Machine learning and time series

Machine learning: we briefly present some models for the integration of machine learning for the study of time series.

Machine Learning has become very popular in recent years, thanks to the growth in computing power and the ability to parallelize operations offered by tools such as GPUs and various derivatives (for example, TPUs).

This article is a continuation of the series that began with Time Series Analysis, Part 1.

Machine Learning and Time Series

Predicting the future development of a time series can be a rather complicated and inaccurate task, especially in those areas where the phenomenon recorded in the time series is subject to random fluctuations or whose causes are unknown and difficult to analyze. Recently, however, the use of Machine Learning methods in time series forecasting has yielded interesting results, especially with regard to short-term forecasting. We present in the next section a class of Machine Learning models: recurrent neural networks.

Neural Network and Time Series

Neural networks have demonstrated good results in applications in various fields.
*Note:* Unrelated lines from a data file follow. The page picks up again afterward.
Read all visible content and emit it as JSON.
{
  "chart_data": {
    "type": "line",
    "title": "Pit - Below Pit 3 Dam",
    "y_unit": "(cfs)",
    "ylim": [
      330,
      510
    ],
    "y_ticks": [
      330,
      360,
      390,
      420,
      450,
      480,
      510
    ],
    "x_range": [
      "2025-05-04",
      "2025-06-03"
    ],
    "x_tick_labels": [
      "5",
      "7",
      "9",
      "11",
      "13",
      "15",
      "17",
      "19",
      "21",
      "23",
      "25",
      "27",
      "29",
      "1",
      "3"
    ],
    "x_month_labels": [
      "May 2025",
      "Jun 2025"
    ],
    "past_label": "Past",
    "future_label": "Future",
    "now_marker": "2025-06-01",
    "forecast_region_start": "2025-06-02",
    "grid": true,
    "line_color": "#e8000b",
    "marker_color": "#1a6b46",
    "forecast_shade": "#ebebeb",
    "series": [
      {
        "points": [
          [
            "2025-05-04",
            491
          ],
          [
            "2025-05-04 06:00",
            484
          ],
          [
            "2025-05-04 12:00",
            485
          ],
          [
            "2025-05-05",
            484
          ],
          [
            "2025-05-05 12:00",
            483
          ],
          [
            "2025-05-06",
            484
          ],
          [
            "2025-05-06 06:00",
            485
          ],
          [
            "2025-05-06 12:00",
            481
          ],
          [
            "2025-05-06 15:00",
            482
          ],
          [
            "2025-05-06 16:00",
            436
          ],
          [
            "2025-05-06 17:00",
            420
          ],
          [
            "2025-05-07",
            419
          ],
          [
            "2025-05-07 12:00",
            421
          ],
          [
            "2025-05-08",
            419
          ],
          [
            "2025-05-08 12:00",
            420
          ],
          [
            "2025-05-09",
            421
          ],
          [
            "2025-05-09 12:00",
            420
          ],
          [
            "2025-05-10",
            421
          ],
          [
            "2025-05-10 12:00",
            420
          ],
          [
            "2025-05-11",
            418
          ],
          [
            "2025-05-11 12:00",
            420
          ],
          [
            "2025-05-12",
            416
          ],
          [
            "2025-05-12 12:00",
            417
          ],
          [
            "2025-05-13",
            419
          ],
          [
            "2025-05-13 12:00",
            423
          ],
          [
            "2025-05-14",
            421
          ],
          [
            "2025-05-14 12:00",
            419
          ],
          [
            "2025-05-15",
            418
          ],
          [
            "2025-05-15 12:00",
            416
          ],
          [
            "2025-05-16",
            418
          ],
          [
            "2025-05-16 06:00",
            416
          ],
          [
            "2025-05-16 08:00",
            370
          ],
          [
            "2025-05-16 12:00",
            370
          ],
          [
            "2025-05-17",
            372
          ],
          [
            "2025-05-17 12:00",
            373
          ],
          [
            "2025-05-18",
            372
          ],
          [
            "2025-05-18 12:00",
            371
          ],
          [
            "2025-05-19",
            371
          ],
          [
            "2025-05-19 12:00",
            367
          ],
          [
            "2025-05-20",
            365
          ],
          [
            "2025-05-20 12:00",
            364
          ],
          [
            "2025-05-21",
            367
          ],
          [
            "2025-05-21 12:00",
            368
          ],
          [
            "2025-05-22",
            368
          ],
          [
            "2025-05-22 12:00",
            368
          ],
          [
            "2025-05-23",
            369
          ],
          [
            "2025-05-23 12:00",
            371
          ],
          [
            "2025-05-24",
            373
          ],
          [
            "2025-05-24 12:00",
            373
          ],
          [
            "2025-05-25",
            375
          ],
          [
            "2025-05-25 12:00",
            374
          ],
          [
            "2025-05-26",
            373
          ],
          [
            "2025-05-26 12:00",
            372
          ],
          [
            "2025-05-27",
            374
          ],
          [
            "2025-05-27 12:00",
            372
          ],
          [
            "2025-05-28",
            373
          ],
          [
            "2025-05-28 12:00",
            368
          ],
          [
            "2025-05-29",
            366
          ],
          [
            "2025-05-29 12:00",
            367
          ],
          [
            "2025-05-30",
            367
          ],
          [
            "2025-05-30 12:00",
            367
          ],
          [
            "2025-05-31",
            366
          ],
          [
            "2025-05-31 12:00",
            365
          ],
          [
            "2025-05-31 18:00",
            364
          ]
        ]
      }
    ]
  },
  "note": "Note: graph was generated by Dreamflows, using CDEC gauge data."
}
One of these is the prediction of future values of a time series.
The simplest neural network model is a feedforward, fully connected neural network. This means that the neural network processes data in only one direction, from input to output, without feedback; moreover, each unit (also called a “neuron”) in each layer is connected to each unit in the next (and previous) layer.

In the example in the previous image we see a neural network formed by the input layer (in purple), two hidden layers (those formed by the units in green) and an output layer. In this example we are dealing with a classification problem: the model receives four values as input and produces three values as output, which somehow represent the expected class of the input.

Such a type of neural network is not suitable for use in the field of time series: this is due to the fact that the neural network receives all inputs at a given (initial) time, so it is not able to analyze the properties of a sequence.

A more suitable architecture for time series analysis is that provided by recurrent neural networks, for which the state of the network at a certain point in processing can affect subsequent processing.

In the figure above we see how, in a recurrent neural network, there is some kind of self-action, self-feedback of the units “on themselves”: this feature allows recurrent neural networks to be adapted to time series analysis.

Recurrent neural networks, however, have some problems related to training difficulty, particularly the vanishing/exploding gradient problem. We do not want to go into the presentation of this problem here, suffice it to say that there are neural network models that make it possible to avoid this drawback: the Long-Short Term Memory network (LSTM) e i Gated Recurrent Unit (GRU).

From a practical point of view, it is very simple to set up a neural network that, given n steps in a time series, predicts the value at the next time. To do this, we need to set up the network’s training data sequence so that the problem can be transformed into supervised learning. Suppose our time series is given by the sequence of data:

Suppose further that we want to train our network to predict the next value from the sequence of the previous three values. We then set up a table where we associate each data item with the sequence of the previous three data items:

We then divide our data into two parts: the test data, X_test and y_test, and the training data, X_train and y_train. We ignore the validation problem for the moment, imagining that we are using fixed hyperparameters (the number of units, the optimizer, the loss function, …). Also, let us imagine that we have already normalized the data (e.g., using a sklearn.preprocessing.MinMaxScaler.
We define an LSTM network using keras:

lstm = Sequential()
lstm.add(
LSTM(
50,
return_sequences=False

)
)
lstm.add(Dense(1))

We then proceed to the compile phase:

lstm.compile(
optimizer=”adam”,
loss=”mean_squared_error”,
metrics=[“accuracy”]
)

Finally, we perform the network fit:

lstm.fit(
X_train,
y_train,
batch_size=1,
epochs=10
)
lstm.summary()

At this point, we can use the network to make predictions about the test data and evaluate performance:

y_hat = lstm.predict(X_test)

A similar network could produce predictions like those in the following image:

It should be remembered that the network predicts only the next value for each step sequence: it is a case of single-step prediction.

A concrete example: we may want to predict the value of a stock given the history of values in the previous three days. This model does not allow us to make long-term predictions, but it can be very useful for short-term trading.

Another example, coming from the industrial world, could be the prediction of an (average) temperature measurement for a subsequent unit of time (say an hour) based on the temperatures of the previous three hours.

Multi-Step Prevision

Predicting multiple time steps is a more complex problem. The neural network must attempt to extrapolate a model that represents the dynamics of some step of the phenomenon, which, in some cases, turns out to be really complicated. Often, such multi-step forecasts have error rates that rather increase as the steps progress: the next-day error is likely to be smaller than the one-day error n+2.

Conclusions

In this article we presented some ideas of how neural networks can be used to study and predict the future behavior of time series.

There is no need to underline that here we have limited ourselves to the essential concepts; the techniques used in real projects are nowadays much more complex and require familiarity with more complex algorithms than those mentioned here.